Some firefighters who faced triple-digit temperatures have suffered heat-related problems but there are no serious injuries. Reichling said officials are stressing to the crews to stay hydrated and they're rotating the crews so they don't get overheated.

Reichling said it is challenging getting resources to the fire. Two single-engine air tankers, two helicopters, 20 engines, five hand crews and five water tenders were on scene Wednesday. The helicopters were taking water from a local lake to drop on the fire. 

About 200 firefighters have kept it burning away from the town of Kearny.

Officials plan to perform back-burning Thursday night.

[RELATED: How wildfires get their names]

The smoke plume from the fire was visible for miles and, according to the National Weather Service office in Tucson, was detected by radar. That smoke has affected visibility in the area.

The shifting fire caused authorities to move the emergency shelter to the elementary school in Superior. The Red Cross is assisting fire victims.

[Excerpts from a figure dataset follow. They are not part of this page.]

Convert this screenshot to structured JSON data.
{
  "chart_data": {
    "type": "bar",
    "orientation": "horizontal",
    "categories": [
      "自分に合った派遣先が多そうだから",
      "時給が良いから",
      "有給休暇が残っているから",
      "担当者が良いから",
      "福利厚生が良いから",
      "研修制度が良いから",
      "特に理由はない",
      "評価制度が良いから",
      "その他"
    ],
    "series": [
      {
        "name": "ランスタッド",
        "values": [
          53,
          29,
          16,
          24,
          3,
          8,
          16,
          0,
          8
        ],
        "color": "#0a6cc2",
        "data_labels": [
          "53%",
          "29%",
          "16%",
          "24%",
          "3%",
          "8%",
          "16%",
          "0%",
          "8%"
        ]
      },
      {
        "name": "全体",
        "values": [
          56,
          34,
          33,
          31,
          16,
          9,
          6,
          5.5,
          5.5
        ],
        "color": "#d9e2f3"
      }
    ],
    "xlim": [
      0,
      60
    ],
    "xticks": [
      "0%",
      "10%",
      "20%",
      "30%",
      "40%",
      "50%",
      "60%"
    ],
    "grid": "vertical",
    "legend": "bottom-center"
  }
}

Authorities are investigating the cause of the fire.

State Route 177 was closed for a time but has since reopened to traffic.

Kearny is about 90 minutes east of Phoenix. It has a population of about 2,000 people.

Gov. Doug Ducey released the following statement:

"My office is in close communication with emergency management officials as they work to contain and extinguish this fire. My thoughts and prayers are with the firefighters working diligently to contain the fire and the Arizonans who have been displaced. We will continue to monitor the fire and provide any and all resources necessary to extinguish it."